Question

Identify the larger fraction between the fractions \[\dfrac{7}{{12}}\] and \[\dfrac{9}{{20}}\] by using Vedic mathematics.
A) \[\dfrac{7}{{12}}\]
B) \[\dfrac{9}{{20}}\]
B) Both are equal
D) None of these

Answer 1

Hint: To compare any two fractions \[\dfrac{a}{b},\dfrac{p}{q}\]. We have to do cross multiplication of both the fractions and have to compare the values found in the cross multiplication.

Complete step by step answer:
The given fractions are \[\dfrac{7}{{12}}\]and\[\dfrac{9}{{20}}\]. Now to find the larger fraction among the both we must do the cross multiplication of the two fractions first.
Let us consider the given fractions,
\[\dfrac{7}{{12}},\dfrac{9}{{20}}\]
Now we are going to cross multiply them . Now we are going to multiply$7$ with$20$and $9$with$12$.
$7 \times 20 = 140$
And
$9 \times 12 = 108$
By cross-multiplication we get two values they are $140$ and $108$ respectively,
Now let us compare the values which we have got in the cross multiplication.
It is clear that $140$ is greater than $108$
\[140 > 108\]
This will imply that
$7 \times 20 > 9 \times 12$
On further simplification of the multiplication we get the following result,
$\dfrac{7}{{12}} > \dfrac{9}{{20}}$
Therefore,
The larger fraction among the fractions \[\dfrac{7}{{12}}\] and \[\dfrac{9}{{20}}\]is\[\dfrac{7}{{12}}\].
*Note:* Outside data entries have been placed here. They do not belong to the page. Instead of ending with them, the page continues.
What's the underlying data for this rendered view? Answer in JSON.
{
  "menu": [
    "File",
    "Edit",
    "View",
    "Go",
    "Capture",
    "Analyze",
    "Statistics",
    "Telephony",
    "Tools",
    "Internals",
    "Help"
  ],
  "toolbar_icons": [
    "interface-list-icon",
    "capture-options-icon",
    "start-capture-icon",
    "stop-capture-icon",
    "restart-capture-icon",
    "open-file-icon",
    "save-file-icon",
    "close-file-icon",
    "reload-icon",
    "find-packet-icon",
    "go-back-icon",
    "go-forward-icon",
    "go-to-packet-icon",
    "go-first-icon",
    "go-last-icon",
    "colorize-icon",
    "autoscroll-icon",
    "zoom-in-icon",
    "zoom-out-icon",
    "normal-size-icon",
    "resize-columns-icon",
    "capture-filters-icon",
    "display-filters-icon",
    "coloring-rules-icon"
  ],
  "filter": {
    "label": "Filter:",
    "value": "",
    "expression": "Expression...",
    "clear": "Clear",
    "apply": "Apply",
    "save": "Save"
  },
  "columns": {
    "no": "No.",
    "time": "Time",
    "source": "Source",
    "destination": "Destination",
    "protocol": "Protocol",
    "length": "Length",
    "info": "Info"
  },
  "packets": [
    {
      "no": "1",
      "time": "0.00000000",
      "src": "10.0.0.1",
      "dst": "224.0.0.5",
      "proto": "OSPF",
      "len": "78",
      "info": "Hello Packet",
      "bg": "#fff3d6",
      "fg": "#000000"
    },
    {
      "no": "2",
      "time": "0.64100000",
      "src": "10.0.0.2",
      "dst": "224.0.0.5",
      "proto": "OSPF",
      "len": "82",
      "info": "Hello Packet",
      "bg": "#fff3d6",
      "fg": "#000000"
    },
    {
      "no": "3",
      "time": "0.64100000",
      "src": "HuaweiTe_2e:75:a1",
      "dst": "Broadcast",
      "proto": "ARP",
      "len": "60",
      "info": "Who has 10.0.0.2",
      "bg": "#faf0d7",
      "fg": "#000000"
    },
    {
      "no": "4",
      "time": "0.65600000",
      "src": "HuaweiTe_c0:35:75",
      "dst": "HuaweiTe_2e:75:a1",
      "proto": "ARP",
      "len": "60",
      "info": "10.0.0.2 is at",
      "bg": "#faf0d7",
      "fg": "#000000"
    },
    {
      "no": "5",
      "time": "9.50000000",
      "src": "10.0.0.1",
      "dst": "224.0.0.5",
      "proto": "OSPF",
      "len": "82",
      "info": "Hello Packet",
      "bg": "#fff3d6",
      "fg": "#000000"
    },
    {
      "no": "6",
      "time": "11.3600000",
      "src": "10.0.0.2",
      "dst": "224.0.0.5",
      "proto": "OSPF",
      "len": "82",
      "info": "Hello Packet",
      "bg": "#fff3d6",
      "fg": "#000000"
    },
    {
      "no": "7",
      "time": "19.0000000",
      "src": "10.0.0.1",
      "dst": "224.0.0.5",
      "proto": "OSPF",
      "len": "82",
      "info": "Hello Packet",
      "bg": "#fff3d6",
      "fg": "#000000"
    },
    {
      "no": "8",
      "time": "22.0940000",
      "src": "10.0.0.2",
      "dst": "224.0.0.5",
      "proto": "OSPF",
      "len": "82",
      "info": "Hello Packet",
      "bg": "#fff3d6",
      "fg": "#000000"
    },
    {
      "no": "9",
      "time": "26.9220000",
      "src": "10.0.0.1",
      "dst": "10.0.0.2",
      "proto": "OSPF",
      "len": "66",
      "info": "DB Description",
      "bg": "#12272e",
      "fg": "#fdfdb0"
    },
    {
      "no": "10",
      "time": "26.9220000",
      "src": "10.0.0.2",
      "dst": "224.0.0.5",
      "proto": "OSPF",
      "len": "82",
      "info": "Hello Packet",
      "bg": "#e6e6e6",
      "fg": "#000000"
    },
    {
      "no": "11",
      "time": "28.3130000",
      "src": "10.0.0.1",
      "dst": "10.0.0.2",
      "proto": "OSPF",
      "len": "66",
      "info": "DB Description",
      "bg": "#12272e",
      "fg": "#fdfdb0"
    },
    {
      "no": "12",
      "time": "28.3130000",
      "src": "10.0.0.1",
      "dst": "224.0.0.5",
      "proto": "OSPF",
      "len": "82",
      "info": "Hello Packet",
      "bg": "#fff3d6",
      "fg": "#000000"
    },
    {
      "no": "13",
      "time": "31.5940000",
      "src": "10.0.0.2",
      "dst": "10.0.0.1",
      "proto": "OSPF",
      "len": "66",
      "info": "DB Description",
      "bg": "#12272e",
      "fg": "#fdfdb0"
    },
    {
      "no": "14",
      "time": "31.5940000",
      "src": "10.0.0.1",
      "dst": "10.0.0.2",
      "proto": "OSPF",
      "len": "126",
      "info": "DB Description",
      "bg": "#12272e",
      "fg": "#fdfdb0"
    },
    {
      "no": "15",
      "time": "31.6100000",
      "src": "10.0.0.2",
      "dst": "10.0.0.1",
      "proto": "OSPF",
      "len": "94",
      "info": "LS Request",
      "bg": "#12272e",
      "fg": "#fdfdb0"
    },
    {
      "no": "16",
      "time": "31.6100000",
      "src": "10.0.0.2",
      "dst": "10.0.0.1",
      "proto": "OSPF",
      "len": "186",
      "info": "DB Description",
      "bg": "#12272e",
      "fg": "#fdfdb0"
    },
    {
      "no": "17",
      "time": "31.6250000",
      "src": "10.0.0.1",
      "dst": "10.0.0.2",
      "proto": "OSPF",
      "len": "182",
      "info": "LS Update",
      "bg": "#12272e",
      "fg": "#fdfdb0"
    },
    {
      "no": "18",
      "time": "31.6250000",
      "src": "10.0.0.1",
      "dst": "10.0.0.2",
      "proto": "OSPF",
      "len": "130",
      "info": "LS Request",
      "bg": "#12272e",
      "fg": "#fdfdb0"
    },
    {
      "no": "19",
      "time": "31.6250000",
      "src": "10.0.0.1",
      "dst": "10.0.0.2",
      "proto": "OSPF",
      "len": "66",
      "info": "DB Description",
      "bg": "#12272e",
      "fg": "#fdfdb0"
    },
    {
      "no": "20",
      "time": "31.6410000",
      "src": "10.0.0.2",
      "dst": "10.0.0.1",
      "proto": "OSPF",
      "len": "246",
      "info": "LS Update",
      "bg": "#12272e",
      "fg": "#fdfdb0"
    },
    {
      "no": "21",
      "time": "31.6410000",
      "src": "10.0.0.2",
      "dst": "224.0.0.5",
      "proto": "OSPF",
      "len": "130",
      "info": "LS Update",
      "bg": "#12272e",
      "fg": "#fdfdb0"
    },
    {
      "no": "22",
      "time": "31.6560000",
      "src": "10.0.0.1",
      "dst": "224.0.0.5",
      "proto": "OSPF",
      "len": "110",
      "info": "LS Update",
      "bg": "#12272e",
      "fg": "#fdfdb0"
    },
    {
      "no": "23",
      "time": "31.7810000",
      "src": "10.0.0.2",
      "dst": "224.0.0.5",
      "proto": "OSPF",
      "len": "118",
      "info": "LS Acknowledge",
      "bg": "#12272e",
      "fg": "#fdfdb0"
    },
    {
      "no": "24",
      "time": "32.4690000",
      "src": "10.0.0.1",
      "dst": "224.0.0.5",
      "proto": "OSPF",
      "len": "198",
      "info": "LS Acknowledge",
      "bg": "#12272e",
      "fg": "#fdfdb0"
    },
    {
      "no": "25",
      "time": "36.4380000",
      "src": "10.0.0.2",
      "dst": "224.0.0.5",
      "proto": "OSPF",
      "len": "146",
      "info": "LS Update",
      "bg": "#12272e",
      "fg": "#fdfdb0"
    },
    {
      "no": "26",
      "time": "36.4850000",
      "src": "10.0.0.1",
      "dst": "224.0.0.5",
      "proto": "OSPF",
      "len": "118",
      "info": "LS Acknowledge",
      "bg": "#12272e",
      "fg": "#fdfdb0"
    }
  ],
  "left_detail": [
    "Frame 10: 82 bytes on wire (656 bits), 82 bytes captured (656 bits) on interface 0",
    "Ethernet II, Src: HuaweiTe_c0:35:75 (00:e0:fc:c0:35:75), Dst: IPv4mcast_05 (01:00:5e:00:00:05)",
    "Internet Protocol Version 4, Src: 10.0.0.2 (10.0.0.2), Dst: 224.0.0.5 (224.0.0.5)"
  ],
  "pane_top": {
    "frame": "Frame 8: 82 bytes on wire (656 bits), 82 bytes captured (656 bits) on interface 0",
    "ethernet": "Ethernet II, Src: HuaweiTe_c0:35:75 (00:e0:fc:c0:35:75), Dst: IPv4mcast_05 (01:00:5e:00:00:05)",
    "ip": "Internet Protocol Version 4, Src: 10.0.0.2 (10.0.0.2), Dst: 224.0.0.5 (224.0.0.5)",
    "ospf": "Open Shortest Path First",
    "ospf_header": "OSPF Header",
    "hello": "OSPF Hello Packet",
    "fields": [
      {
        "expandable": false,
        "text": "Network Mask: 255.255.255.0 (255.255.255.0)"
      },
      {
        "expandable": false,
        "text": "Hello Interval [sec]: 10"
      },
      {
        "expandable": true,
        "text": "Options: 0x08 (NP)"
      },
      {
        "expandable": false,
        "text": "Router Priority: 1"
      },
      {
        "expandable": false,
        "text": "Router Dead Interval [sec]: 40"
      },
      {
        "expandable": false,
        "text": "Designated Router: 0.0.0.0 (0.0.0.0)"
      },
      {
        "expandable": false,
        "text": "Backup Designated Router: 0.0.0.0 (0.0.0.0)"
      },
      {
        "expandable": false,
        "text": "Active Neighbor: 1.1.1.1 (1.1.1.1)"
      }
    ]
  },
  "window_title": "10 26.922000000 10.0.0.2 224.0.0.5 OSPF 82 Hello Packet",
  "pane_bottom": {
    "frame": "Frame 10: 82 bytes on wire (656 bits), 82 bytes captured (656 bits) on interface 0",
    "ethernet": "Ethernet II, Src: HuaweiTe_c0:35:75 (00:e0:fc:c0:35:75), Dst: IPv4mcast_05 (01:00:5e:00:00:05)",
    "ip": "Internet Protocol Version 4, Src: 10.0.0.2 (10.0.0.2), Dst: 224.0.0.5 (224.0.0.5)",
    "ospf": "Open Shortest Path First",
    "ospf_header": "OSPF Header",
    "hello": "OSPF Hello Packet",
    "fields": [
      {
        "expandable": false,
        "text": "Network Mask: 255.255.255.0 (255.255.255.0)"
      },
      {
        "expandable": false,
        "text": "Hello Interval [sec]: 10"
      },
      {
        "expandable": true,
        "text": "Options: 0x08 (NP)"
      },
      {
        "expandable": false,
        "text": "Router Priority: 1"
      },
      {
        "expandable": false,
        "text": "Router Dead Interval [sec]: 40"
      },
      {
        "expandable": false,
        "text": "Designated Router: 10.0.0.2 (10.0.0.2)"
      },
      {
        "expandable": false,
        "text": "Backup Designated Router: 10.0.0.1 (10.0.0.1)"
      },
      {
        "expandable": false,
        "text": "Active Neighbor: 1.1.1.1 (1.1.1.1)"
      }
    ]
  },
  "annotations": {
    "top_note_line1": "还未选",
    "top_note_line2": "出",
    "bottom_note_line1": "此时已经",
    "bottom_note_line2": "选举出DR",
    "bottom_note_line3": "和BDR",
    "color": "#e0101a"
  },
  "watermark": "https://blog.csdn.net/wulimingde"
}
Hence it is clear that the correct answer is option A, \[\dfrac{7}{{12}}\].

Additional information:
Vedic mathematics is a collection of Techniques/Sutras to solve mathematical arithmetic in an easy and faster way. It consists of 16 Sutras (Formulae) and 13 sub-sutras (Sub Formulae) which can be used for problems involved in arithmetic, algebra, geometry, calculus, conics.

Note:
It is easy to calculate the larger fraction; there is another method of simplification too.
That is we can simplify the fractions initially and then compare them,
First let us simplify the fraction\[\dfrac{7}{{12}}\]then we get \[\dfrac{7}{{12}} = 0.58333\].
Next let us simplify the fraction \[\dfrac{9}{{20}}\]then we get \[\dfrac{9}{{20}} = 0.45\].
Now let us compare the values of the fraction then we get,
\[0.58333 > 0.45\]
That is nothing but, $\dfrac{7}{{12}} > \dfrac{9}{{20}}$.
Hence we have found that the fraction \[\dfrac{7}{{12}}\] is larger than\[\dfrac{9}{{20}}\].
Therefore, option $(A)$ is the correct answer.